- Born: 6 May 1955 (age 71) Heerlen, Netherlands
- Education: TU Eindhoven
- Occupation: Architect
- Practice: Wiel Arets Architects
- Buildings: Maastricht Academy of Art and Architecture Euroborg Stadium The Hoge Heren Utrecht University Library [nl]

= Wiel Arets =

Dutch architect

Wiel Arets (/nl/, born ) is a Dutch architect, architectural theorist, urbanist, industrial designer and the former dean of the college of architecture at the Illinois Institute of Technology in Chicago. Arets was previously the 'Professor of Building Planning and Design' at the Berlin University of the Arts (UdK), Germany, and studied at the Technical University of Eindhoven, graduating in 1983. The same year later he founded Wiel Arets Architects, a multidisciplinary architecture and design studio, today with studios in Amsterdam, Maastricht, Munich, and Zürich.
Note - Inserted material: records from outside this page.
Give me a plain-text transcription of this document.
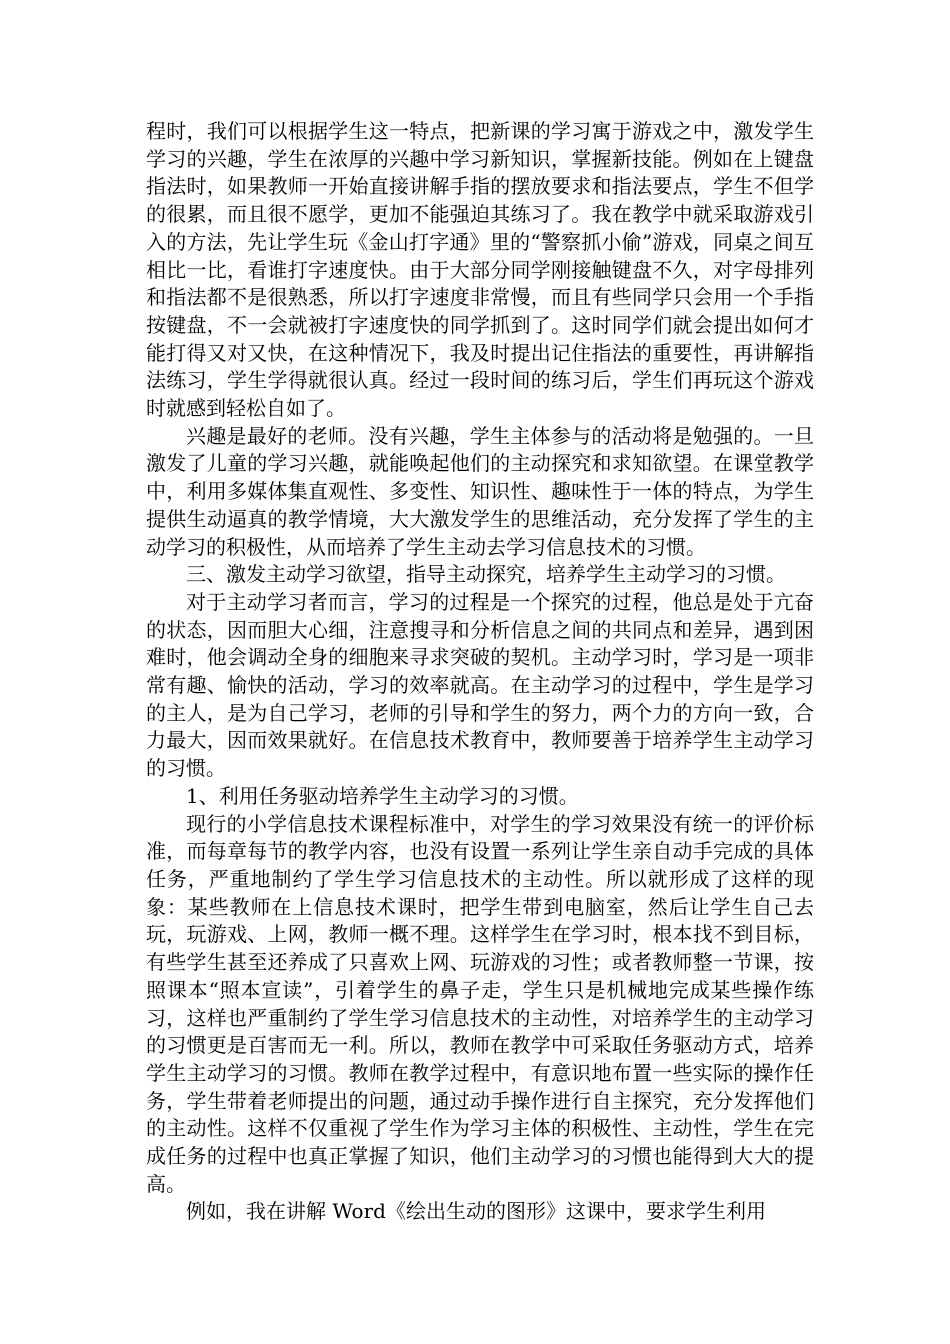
程时，我们可以根据学生这一特点，把新课的学习寓于游戏之中，激发学生学习的兴趣，学生在浓厚的兴趣中学习新知识，掌握新技能。例如在上键盘指法时，如果教师一开始直接讲解手指的摆放要求和指法要点，学生不但学的很累，而且很不愿学，更加不能强迫其练习了。我在教学中就采取游戏引入的方法，先让学生玩《金山打字通》里的“警察抓小偷”游戏，同桌之间互相比一比，看谁打字速度快。由于大部分同学刚接触键盘不久，对字母排列和指法都不是很熟悉，所以打字速度非常慢，而且有些同学只会用一个手指按键盘，不一会就被打字速度快的同学抓到了。这时同学们就会提出如何才能打得又对又快，在这种情况下，我及时提出记住指法的重要性，再讲解指法练习，学生学得就很认真。经过一段时间的练习后，学生们再玩这个游戏时就感到轻松自如了。

兴趣是最好的老师。没有兴趣，学生主体参与的活动将是勉强的。一旦激发了儿童的学习兴趣，就能唤起他们的主动探究和求知欲望。在课堂教学中，利用多媒体集直观性、多变性、知识性、趣味性于一体的特点，为学生提供生动逼真的教学情境，大大激发学生的思维活动，充分发挥了学生的主动学习的积极性，从而培养了学生主动去学习信息技术的习惯。

三、激发主动学习欲望，指导主动探究，培养学生主动学习的习惯。

对于主动学习者而言，学习的过程是一个探究的过程，他总是处于亢奋的状态，因而胆大心细，注意搜寻和分析信息之间的共同点和差异，遇到困难时，他会调动全身的细胞来寻求突破的契机。主动学习时，学习是一项非常有趣、愉快的活动，学习的效率就高。在主动学习的过程中，学生是学习的主人，是为自己学习，老师的引导和学生的努力，两个力的方向一致，合力最大，因而效果就好。在信息技术教育中，教师要善于培养学生主动学习的习惯。

1、利用任务驱动培养学生主动学习的习惯。

现行的小学信息技术课程标准中，对学生的学习效果没有统一的评价标准，而每章每节的教学内容，也没有设置一系列让学生亲自动手完成的具体任务，严重地制约了学生学习信息技术的主动性。所以就形成了这样的现象：某些教师在上信息技术课时，把学生带到电脑室，然后让学生自己去玩，玩游戏、上网，教师一概不理。这样学生在学习时，根本找不到目标，有些学生甚至还养成了只喜欢上网、玩游戏的习性；或者教师整一节课，按照课本“照本宣读”，引着学生的鼻子走，学生只是机械地完成某些操作练习，这样也严重制约了学生学习信息技术的主动性，对培养学生的主动学习的习惯更是百害而无一利。所以，教师在教学中可采取任务驱动方式，培养学生主动学习的习惯。教师在教学过程中，有意识地布置一些实际的操作任务，学生带着老师提出的问题，通过动手操作进行自主探究，充分发挥他们的主动性。这样不仅重视了学生作为学习主体的积极性、主动性，学生在完成任务的过程中也真正掌握了知识，他们主动学习的习惯也能得到大大的提高。

例如，我在讲解 Word《绘出生动的图形》这课中，要求学生利用
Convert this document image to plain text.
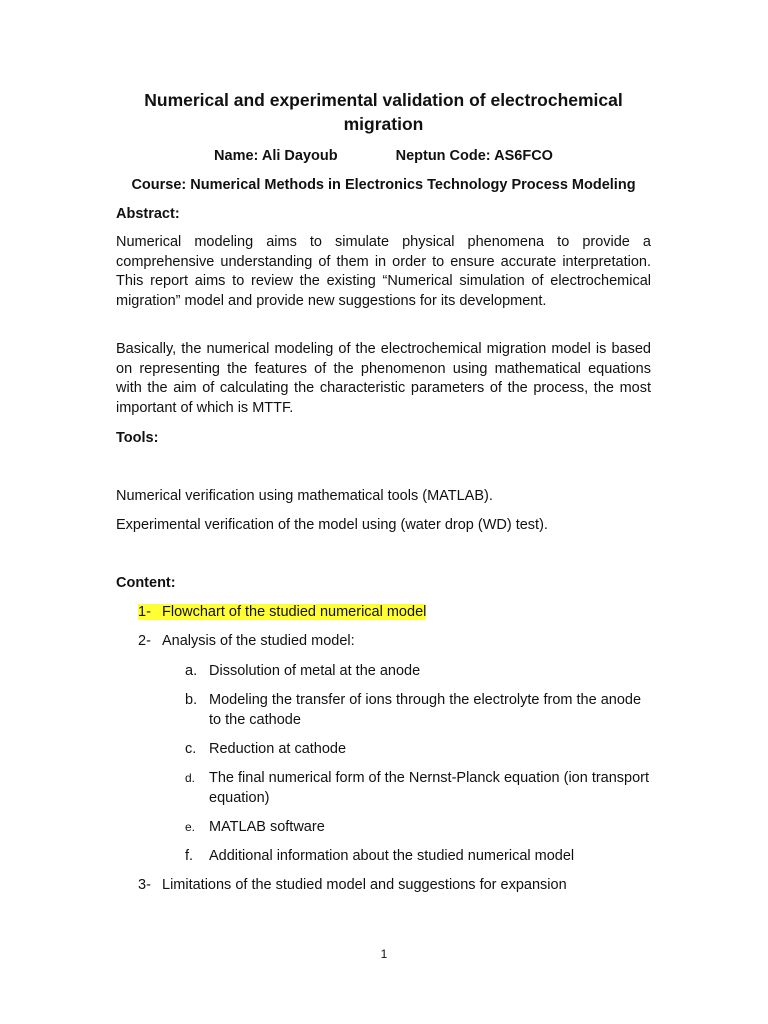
Numerical and experimental validation of electrochemical migration
Name: Ali Dayoub	Neptun Code: AS6FCO
Course: Numerical Methods in Electronics Technology Process Modeling
Abstract:
Numerical modeling aims to simulate physical phenomena to provide a comprehensive understanding of them in order to ensure accurate interpretation. This report aims to review the existing “Numerical simulation of electrochemical migration” model and provide new suggestions for its development.
Basically, the numerical modeling of the electrochemical migration model is based on representing the features of the phenomenon using mathematical equations with the aim of calculating the characteristic parameters of the process, the most important of which is MTTF.
Tools:
Numerical verification using mathematical tools (MATLAB).
Experimental verification of the model using (water drop (WD) test).
Content:
1- Flowchart of the studied numerical model
2- Analysis of the studied model:
a. Dissolution of metal at the anode
b. Modeling the transfer of ions through the electrolyte from the anode to the cathode
c. Reduction at cathode
d. The final numerical form of the Nernst-Planck equation (ion transport equation)
e. MATLAB software
f.	Additional information about the studied numerical model
3- Limitations of the studied model and suggestions for expansion
1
From 1995 to 2002 he was the dean of the Berlage Institute in Rotterdam, where he introduced the idea of 'progressive-research' and co-founded the school's architectural journal named HUNCH.

==Life and career==
Wiel Arets was born on 6 May 1955 in Heerlen, Netherlands, to Wiel Arets (1929) and Mia Heuts (1931). His father was a book printer and his mother was a fashion designer, both from whom he learned respect for the tradition of craft and a love of books and reading. He briefly studied engineering, and then physics, before ultimately deciding on architecture. He divides his time between Chicago, Maastricht, Berlin, Amsterdam and Zürich, living and working in each city. He is married and has two children. Arets' work is generally characterized by a minimalist, geometric and austere approach that responds to local contingencies in a flexible way, with Arets explaining: 'We want our buildings to fit into the existing context, yet remain flexible and open to change'.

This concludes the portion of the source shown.